Pourquoi le 2 février? Parce que ce jour se situe au milieu de l’hiver (à mi-chemin exactement entre le solstice d’hiver et l’équinoxe de printemps), un moment où, selon la tradition, les gens s’assuraient d’avoir encore à leur disposition la moitié de leurs réserves de foin, de bois et de légumes-racines. En Grande-Bretagne, le 2 février marquait le début du plantage. Ce jour-là, on célèbre également la Chandeleur, une fête chrétienne depuis longtemps associée aux prévisions printanières :
À la Chandeleur, s’il faut beau,
L’hiver n’est pas terminé.
Si la Chandeleur apporte nuages et pluie,
L’hiver est bien fini.
Et que vient faire une marmotte dans cette histoire? En Allemagne, les fermiers observaient le comportement du blaireau européen pour avoir une idée de l’activité printanière (aux dires de certains, l’animal pouvait prévoir l’arrivée du printemps). Quand ces gens sont venus s’établir en Amérique, ils ont eu du mal à trouver des blaireaux et ont donc commencé à former leur tradition autour de la marmotte, plus commune, qui commence à sortir le bout du nez de son terrier dans certaines régions nord-américaines vers la deuxième semaine de février. En Ontario, elle ne quitte généralement pas de son terrier avant le mois de mars. Cette année, guettez les prédictions de Willie et de Phil puis surveillez la météo pour voir si leurs prédictions se réalisent.

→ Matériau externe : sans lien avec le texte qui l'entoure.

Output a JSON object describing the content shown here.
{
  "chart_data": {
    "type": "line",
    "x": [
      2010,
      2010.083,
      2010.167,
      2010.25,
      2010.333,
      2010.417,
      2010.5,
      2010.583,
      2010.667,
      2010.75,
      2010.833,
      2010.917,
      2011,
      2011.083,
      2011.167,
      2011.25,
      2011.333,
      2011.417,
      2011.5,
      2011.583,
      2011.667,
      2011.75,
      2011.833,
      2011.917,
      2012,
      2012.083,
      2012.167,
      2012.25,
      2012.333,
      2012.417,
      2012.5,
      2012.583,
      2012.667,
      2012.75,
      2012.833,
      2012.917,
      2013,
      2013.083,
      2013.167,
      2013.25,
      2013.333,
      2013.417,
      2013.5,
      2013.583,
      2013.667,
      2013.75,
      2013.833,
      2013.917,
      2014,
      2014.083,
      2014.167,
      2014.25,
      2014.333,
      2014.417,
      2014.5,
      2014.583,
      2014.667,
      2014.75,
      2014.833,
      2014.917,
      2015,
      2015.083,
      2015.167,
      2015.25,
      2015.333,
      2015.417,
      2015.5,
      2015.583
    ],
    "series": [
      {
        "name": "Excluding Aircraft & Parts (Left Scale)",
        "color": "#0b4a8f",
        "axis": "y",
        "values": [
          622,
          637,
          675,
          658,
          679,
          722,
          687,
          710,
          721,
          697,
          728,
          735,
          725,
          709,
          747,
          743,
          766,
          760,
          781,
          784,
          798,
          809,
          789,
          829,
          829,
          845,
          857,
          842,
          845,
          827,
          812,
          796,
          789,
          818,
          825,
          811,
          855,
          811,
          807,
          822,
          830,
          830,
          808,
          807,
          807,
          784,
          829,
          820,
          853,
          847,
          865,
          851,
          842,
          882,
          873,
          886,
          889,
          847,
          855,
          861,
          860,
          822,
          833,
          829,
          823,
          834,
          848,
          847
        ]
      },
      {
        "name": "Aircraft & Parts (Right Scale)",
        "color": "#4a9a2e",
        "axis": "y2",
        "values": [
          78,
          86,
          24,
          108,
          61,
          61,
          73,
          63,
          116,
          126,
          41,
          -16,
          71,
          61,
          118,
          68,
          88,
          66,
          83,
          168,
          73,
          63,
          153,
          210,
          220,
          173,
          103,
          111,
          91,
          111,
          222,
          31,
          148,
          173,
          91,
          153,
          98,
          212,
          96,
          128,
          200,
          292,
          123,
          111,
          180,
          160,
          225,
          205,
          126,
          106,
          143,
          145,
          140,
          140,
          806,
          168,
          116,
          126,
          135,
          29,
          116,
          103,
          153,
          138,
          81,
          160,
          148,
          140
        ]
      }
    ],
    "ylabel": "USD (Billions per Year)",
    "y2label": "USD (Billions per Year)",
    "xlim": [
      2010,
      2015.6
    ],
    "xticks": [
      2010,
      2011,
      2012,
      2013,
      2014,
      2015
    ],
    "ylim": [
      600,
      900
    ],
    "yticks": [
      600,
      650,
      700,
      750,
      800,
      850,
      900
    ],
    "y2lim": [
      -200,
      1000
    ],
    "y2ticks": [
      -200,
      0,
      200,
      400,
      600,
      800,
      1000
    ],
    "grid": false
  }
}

Joignez-vous aux autres écoles nord-américaines en participant au Project Groundhog 2010!
Vous trouverez ici une bonne histoire pour enfants (en anglais) racontée selon le point de vue de la marmotte.

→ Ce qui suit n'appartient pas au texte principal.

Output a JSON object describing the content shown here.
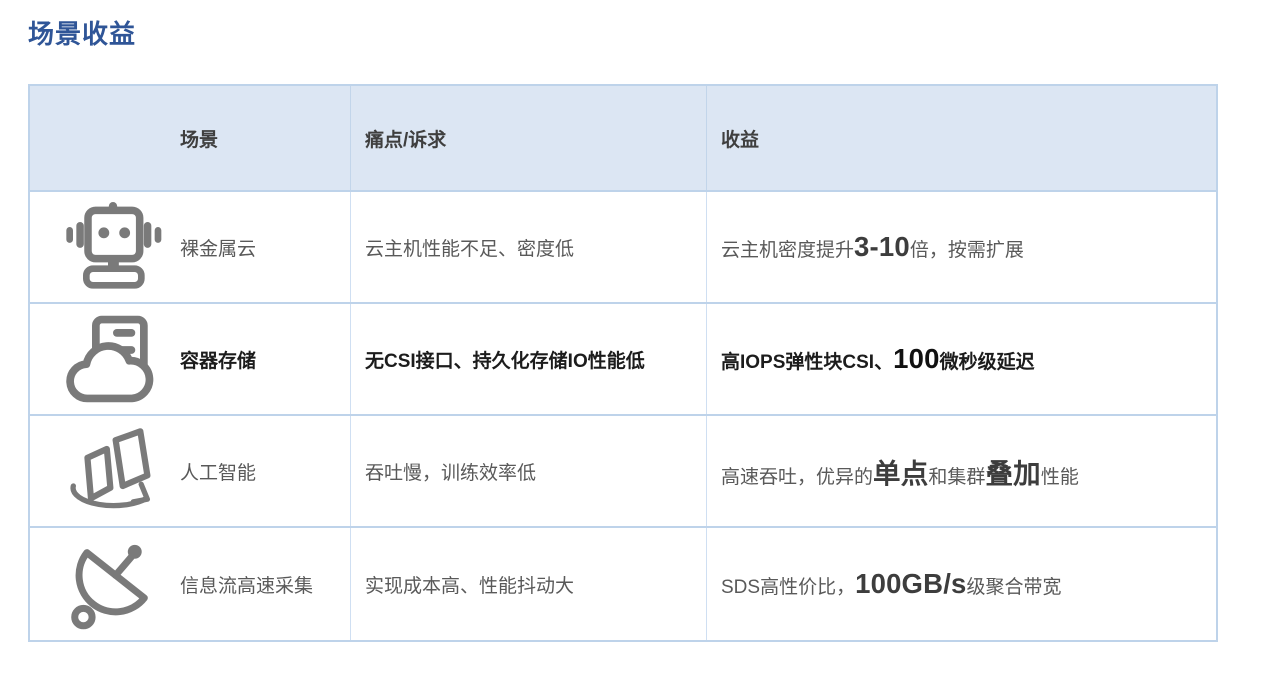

La marmotte, aussi appelée « siffleux », est le plus grand des rongeurs, et elle hiberne véritablement en hiver. La marmotte accumule une épaisse couche de graisse à l’automne puis s’installe sous la ligne de gel (jusqu’à 5 mètres sous la surface) dans son terrier, où elle plonge dans un sommeil profond. Son rythme cardiaque passera de 80 battements la minute à 4 ou 5 battements la minute; sa respiration, à un cycle la minute; et sa température chutera pour atteindre aussi peu que 30C. Elle aura conservé une partie de sa réserve de graisse pour le printemps, puisqu’elle devra encore attendre quelques semaines, à la sortie de son terrier (en Ontario, ce sera sans doute en mars) avant l’arrivée des premières verdures.
Lorsqu’un mammifère hiberne, sa température corporelle chute pour correspondre à peu près à la température environnante (normalement un peu au-dessus du point de congélation); son rythme cardiaque, son cycle respiratoire et son taux métabolique ralentissent à leur tour de manière significative. Elle utilise de 60 à 98 pour cent moins d’énergie que d’habitude. La durée des périodes d’hibernation profondes peut varie entre quelques jours à plusieurs semaines, au cours desquels le mammifère pourra se réveiller pendant quelques jours; il peut mettre plusieurs jours à se réveiller. Vers l’arrivée du printemps, les périodes d’éveil s’allongent jusqu’à la fin de l’hibernation.
Parmi les autres mammifères qui hibernent en Ontario, citons la souris sauteuse des champs, la souris sauteuse des bois, le spermophile de Franklin et les chauves-souris suivantes : la petite chauve-souris brune, la grande chauve-souris brune, le vespertilion nordique, la chauve-souris pygmée et la pipistrelle de l’Est. Les chauves-souris se regroupent dans des abris d’hiver, souvent des cavernes, et les légères hausses de température causées par des visites, même consciencieuses, font en sorte que les chauves-souris peuvent se réveiller plus souvent, menant à des situations de famine et entrainant leur mort. En hiver, il faut éviter les cavernes qui servent de gite d'hibernation aux chauves-souris!